Downloading Apps for Your Smartphone A random sample of \(n=461\) smartphone users in the US in January 2015 found that 355 of them have downloaded an app. \(^{10}\) (a) Give notation for the parameter of interest, and define the parameter in this context. (b) Give notation for the quantity that gives the best estimate and give its value. (c) What would we have to do to calculate the parameter exactly?

Short answer

The parameter of interest, denoted as \(P\), represents the proportion of all smartphone users in the US who download an app. The best estimate of this parameter is the sample proportion, denoted as \(\hat{p}\), which in this case is approximately 0.77 or 77%. To calculate the exact value of \(P\), we would need data on every smartphone user in the US, not just a sample.

Step-by-step solution

Identify the parameter of interest and its notation

A parameter of interest is a characteristic of the total population that we want to study. In this context, the parameter of interest is the true proportion of all smartphone users in the US who download apps. We denote this in statistical notation as \(P\).

Identify the estimate of the parameter and its notation

The quantity that gives the best estimate of the parameter is the sample proportion. In statistical notation, we often denote the sample proportion as \(\hat{p}\). The value of \(\hat{p}\) in this case is computed as the number of successes (people who have downloaded apps) divided by the total sample size. Here, that would be \( \hat{p} = \frac{355}{461}\). Computing this value, we get \(\hat{p} \approx 0.77\) or 77%.
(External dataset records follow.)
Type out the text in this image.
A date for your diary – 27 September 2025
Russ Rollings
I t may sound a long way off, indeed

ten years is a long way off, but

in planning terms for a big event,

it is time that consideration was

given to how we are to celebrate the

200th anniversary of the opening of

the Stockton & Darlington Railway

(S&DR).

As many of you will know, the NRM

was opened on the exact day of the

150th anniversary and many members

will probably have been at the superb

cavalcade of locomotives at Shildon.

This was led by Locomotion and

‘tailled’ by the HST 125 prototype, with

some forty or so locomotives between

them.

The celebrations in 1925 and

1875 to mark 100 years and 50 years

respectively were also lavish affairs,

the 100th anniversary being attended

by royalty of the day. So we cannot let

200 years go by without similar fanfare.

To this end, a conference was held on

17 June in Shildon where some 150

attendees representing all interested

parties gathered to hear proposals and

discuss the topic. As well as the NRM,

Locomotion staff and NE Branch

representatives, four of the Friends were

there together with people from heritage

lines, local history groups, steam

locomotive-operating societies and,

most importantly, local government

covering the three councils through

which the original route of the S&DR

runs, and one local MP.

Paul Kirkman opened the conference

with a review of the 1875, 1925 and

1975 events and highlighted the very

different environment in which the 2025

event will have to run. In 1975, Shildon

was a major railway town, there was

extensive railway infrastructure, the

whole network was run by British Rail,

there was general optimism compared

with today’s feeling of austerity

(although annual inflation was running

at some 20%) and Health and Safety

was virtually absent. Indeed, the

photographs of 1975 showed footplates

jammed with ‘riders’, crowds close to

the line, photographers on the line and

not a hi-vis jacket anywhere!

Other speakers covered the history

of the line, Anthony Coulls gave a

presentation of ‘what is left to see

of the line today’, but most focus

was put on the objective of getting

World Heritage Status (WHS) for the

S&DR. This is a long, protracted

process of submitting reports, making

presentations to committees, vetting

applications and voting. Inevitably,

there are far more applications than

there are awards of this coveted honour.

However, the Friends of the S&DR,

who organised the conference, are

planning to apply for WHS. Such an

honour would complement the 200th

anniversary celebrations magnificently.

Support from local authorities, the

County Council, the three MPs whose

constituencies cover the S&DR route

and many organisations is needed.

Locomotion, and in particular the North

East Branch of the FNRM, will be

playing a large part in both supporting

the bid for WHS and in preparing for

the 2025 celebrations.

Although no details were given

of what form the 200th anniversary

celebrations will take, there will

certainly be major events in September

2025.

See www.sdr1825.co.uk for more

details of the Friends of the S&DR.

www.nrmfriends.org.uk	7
Explain the process to calculate the exact parameter

To calculate the exact parameter (P), we would have to devote substantial resources to gather data on every single smartphone user in the U.S, not just a random sample. This would involve collecting data on whether or not each user has downloaded an app. Once the data is collected, the parameter can be calculated by dividing the number of successes by the total population size.